Smith exited the building in his black suit, got into a waiting black car with black windows, and drove off into a black tunnel. Merlin followed a few minutes after, wearing leather chaps and biker boots and a jacket studded with enough metal, he figured, to defend himself against a knight’s broadsword, not that he expected to encounter any such weapon in this time. At the curb, next to the lumbering steel beasts that glided past in puffs of faint fading smoke, stood a wheeled contraption that looked like some blacksmith’s nightmarish invention, a two-wheeled tangle of pipes and plastic and leather that the man in black had told him to ride to the destination. He tossed one leather-clad leg across its seat, cast a few protection spells about himself, and forgot to breathe as the thing roared to life and spirited him through the streets at ludicrous speeds. Tingles of excitement zinged through parts of him he’d forgotten about.
He dismounted the iron horse and pushed his way through the swinging doors of a tavern that felt a bit more like home than the rest of this world. It was dark and seedy and smelled of ale and smoke. Smith had given him a magical imprint of the man he was here to find, a lifelike image on a piece of glossy parchment which he held at the tip of his long nose as he cast his sparkling eyes around the room. There, bent over a green table in the back, was the very same boy, the likeness impossibly undeniable. In his hand, a quarterstaff, tapered to a fine point, with which he propelled a series of balls around the table. Merlin lowered the brim of his disappointingly un-pointy hat and strode over to the boy. “Arthur?” he used the voice he saved for royal decrees and portents, a deep, rumbling and ominous affair designed to awe and mystify.
“Scram, old man,” said the boy, in complete disregard of Merlin’s melodramatic tones.

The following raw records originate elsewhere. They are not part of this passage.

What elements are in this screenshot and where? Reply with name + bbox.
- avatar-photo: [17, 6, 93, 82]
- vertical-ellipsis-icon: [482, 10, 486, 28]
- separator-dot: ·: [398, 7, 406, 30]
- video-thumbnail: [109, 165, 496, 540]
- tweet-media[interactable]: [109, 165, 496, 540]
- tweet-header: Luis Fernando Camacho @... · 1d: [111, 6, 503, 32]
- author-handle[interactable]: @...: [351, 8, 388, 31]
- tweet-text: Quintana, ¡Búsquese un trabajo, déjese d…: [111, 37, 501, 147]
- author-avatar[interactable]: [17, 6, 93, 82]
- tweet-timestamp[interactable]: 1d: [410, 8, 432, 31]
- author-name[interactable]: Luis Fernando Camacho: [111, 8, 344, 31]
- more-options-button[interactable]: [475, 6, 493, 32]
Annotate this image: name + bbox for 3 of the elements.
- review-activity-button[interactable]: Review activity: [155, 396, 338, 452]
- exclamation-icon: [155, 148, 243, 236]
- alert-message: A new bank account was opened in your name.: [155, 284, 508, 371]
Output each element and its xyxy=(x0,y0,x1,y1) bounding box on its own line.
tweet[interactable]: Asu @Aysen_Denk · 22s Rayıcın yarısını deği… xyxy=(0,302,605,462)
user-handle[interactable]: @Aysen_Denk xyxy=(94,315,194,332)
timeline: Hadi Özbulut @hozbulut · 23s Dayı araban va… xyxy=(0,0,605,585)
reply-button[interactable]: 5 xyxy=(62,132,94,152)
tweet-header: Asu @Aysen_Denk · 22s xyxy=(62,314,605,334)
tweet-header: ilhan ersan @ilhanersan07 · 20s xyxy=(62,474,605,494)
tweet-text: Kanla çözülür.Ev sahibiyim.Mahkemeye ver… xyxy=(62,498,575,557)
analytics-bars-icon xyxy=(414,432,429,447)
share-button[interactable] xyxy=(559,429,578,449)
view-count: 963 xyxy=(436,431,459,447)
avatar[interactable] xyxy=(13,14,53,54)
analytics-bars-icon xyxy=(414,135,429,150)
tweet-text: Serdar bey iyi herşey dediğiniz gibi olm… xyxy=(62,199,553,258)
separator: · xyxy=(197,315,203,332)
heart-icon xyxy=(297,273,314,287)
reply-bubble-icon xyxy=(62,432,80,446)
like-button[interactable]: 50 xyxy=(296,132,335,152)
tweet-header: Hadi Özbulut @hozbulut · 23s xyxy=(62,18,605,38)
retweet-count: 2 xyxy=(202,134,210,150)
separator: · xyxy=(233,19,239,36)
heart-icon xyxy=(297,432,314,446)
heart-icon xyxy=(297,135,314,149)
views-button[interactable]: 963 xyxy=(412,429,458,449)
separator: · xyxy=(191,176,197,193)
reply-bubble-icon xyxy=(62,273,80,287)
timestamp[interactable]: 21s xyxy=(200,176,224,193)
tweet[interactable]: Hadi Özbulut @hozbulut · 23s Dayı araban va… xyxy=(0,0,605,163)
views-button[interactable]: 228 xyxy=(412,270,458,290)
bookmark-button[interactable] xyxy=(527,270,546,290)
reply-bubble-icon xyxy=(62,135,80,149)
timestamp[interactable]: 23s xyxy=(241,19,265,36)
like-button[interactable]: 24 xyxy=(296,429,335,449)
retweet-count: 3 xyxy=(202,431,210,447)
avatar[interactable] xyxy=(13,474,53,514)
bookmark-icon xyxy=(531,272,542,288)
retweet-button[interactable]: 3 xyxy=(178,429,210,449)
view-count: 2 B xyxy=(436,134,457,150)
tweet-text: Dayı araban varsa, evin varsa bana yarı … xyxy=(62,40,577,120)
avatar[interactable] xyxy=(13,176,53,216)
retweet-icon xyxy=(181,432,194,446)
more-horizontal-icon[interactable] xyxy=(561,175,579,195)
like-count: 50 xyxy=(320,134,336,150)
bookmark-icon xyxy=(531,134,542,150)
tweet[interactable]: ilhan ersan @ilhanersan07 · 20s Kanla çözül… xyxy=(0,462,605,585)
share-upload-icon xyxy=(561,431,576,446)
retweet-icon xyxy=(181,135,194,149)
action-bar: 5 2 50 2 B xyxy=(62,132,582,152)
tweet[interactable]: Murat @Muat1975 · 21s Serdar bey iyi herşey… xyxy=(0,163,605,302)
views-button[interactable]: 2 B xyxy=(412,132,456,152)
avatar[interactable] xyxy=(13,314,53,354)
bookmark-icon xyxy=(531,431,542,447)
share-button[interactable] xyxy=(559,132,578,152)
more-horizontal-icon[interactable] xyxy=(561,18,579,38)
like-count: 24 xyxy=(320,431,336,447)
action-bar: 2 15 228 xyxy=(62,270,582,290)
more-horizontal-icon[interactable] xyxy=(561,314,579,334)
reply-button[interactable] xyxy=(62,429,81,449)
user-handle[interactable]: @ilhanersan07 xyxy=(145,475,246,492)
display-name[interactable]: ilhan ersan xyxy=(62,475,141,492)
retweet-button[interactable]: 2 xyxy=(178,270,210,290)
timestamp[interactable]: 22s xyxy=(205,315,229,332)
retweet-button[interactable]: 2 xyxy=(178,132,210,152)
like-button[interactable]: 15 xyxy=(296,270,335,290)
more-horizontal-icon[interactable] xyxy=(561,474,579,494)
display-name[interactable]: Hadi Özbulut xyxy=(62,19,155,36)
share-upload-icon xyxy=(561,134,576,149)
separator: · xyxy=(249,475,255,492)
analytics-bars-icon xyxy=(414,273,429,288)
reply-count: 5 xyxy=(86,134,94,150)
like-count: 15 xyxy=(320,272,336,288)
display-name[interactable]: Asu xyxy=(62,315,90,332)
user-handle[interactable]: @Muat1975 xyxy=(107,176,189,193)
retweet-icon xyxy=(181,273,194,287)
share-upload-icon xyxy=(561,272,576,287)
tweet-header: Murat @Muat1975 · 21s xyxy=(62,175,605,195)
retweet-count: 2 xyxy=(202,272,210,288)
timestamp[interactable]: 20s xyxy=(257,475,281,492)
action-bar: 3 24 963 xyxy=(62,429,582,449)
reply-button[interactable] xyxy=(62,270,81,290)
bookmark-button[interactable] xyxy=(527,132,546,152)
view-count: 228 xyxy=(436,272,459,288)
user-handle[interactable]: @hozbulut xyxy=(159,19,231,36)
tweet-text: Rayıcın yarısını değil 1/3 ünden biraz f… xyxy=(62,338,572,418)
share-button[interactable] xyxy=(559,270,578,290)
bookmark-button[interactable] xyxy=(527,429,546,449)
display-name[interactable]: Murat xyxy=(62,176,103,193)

Merlin tapped a finger on the table and the billiard balls exploded in a cloud of rainbow-colored dust. Arthur drew a tiny flashing blade and pointed it at Merlin’s nose. Merlin squinted his caterpillar-thick eyebrows and the dagger flung itself into the edge of the table, yanking Arthur’s hand down with it. The boy pulled and wrenched at the blade but it was stuck fast.
Merlin chuckled to himself. In his time, a child of destiny would reveal himself through a feat of strength or a demonstration of wit; this lad seemed capable of neither.
“What are you laughing at?”
“Enough, Arthur. I’m here to help you.”
“My name’s not Arthur, you psycho.”
Beneath his copious mustache, Merlin’s lips creased into a terse line. He left the youth bewildered and shouting obscenities at his back as he stomped out of the bar, the ridiculous garments of leather and steel disappearing in puffs of purple smoke and being replaced with his comfortable, grey robes. Outside, Smith, the “man in black” leaned against his black sedan, smiling a cheshire-cat grin. Merlin waved a hand and the slick facade dissolved, revealing a pale woman in a cascading, swirling dress of green and purple. She held a tiny blinking device in her hand, which she aimed at him with a series of maddening clicks. “Damn you, Morgan!” In her own wisp of grey-green smoke, she vanished.
By the time he arrived back in his own time, all the stained glass in the castle had been replaced with images of Merlin in his ridiculous leather outfit astride that horrendous metal horse intimidating a poor, helpless twenty-first century kid; his latest indignity immortalized in multicolored mosaic.